« Le moi est haïssable », les limites de la condamnation pascalienne
Dans ses Pensées, Pascal formule une sentence brutale : « Le moi est haïssable ». Par cette formule, il dénonce la tyrannie de l’amour-propre qui pousse l’homme à se mettre au centre du monde, à rechercher gloire et reconnaissance, au détriment de la vérité et des autres. Pourtant, si la formule est frappante, elle ne va pas sans limites.
La première tient à son caractère réducteur. En identifiant le moi à l’orgueil et à l’égoïsme, Pascal néglige la part constructive de l’individualité. Le moi n’est pas seulement une prison narcissique : il est aussi le lieu de la créativité, de l’altruisme, de l’engagement pour autrui. L’individu peut se dépasser, se mettre au service d’une cause, et même offrir son moi en don.
Ensuite, cette condamnation s’ancre dans une vision religieuse particulière. Pour Pascal, marqué par le jansénisme, le moi est corrompu par le péché originel et ne peut être sauvé que par la grâce divine. Or, cette perspective théologique limite la portée universelle de la formule. Les humanistes, les rationalistes ou les existentialistes ont montré, chacun à leur manière, que le moi pouvait être un espace de liberté, de dignité et de responsabilité.
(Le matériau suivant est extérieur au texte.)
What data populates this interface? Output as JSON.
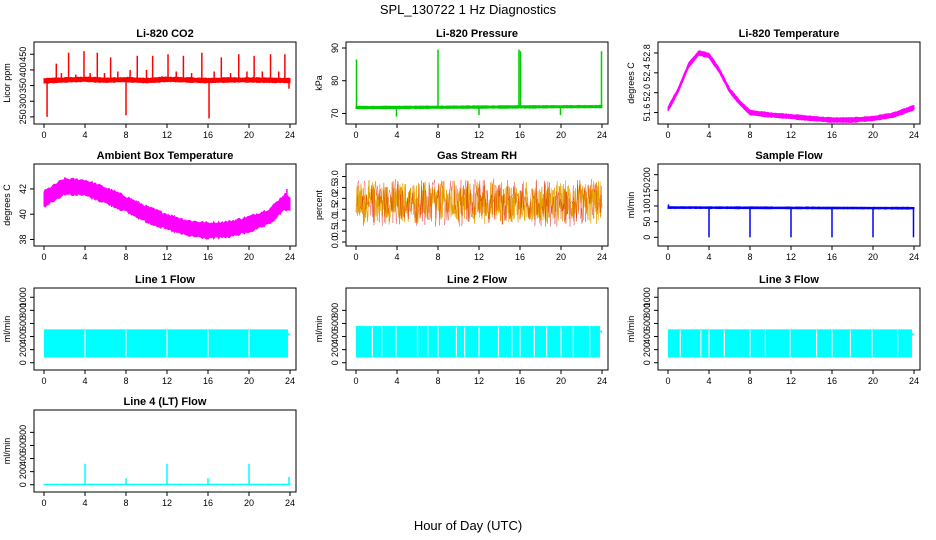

Une troisième limite est d’ordre logique et existentiel. Celui qui affirme « le moi est haïssable » parle encore à partir de son propre moi. La formule se mord la queue et pose la question : faut-il haïr absolument ce par quoi nous pensons, décidons et existons ?
En définitive, Pascal met utilement en garde contre l’orgueil démesuré de l’homme, mais sa formule radicale ne saurait valoir comme vérité absolue. Le moi n’est pas seulement haïssable : il est aussi le fondement de notre singularité et de notre ouverture aux autres.